To create the material, researchers started with a white merino wool knit and coated it with a synthetic melanin-like polymer called polydopamine. They then placed the treated textile in a plasma chamber and etched the surface to form densely packed nanofibrils — tiny, hairlike structures that capture and trap light.

"The light basically bounces back and forth between the fibrils, instead of reflecting back out — that's what creates the ultrablack effect," said Hansadi Jayamaha, a fiber scientist and designer at Cornell.

The design was inspired by the riflebird (Ptiloris magnificus), a bird from New Guinea and northern Australia whose males display striking iridescent chests against near-black plumage. Unlike the bird's feathers, which appear blackest only when viewed head-on and can become reflective at oblique angles, the Cornell fabric maintains high light absorption when viewed up to 60 degrees off axis.
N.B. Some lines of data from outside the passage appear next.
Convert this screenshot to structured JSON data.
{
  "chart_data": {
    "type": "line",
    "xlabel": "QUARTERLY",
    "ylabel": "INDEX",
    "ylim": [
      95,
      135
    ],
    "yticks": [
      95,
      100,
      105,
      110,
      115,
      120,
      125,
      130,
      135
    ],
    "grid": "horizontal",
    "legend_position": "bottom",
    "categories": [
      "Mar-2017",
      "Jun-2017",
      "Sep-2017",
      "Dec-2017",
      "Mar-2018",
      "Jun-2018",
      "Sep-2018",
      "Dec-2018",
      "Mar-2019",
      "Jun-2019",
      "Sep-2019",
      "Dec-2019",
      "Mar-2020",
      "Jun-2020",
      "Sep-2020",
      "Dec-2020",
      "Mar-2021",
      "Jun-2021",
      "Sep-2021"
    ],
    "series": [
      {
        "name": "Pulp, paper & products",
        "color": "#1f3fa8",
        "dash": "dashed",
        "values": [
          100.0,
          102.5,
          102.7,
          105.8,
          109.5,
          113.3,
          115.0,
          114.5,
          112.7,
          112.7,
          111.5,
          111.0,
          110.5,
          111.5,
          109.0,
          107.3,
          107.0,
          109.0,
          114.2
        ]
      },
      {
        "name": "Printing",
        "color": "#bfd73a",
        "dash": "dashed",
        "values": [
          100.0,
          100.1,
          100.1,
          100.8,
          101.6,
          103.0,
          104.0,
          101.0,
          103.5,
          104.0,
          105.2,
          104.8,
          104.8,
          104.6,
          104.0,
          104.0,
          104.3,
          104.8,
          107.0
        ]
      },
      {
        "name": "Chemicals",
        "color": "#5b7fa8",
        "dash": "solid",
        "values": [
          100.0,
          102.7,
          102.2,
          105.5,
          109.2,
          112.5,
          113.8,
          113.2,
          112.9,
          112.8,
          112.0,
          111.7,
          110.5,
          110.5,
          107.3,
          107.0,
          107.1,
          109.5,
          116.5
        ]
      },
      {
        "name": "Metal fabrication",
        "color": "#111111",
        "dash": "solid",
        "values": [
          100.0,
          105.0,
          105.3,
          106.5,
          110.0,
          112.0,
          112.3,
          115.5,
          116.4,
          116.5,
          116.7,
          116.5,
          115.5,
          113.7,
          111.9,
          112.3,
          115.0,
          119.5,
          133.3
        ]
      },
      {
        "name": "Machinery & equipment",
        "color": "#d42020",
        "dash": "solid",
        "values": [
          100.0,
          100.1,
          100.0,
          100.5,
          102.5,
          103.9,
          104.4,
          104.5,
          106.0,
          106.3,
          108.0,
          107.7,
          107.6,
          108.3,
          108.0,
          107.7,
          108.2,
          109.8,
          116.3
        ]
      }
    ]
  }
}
The research has already been translated into a wearable example: Cornell fashion design student Zoe Alvarez used progressively darkened swatches to create a dress in which the ultrablack textile frames a central blue-green accent that echoes the riflebird's plumage.

While the new textile is not the absolute darkest substance ever made — materials such as Vantablack and certain carbon-nanotube arrays have reported slightly higher absorption (about 99.96% and 99.995%, respectively) — those coatings can be costly or difficult to manufacture. The Cornell team emphasizes that their method is comparatively inexpensive and scalable, making ultrablack textiles more accessible for practical uses.

A paper detailing the fabrication process, optical measurements, and biological inspiration was published in Nature Communications.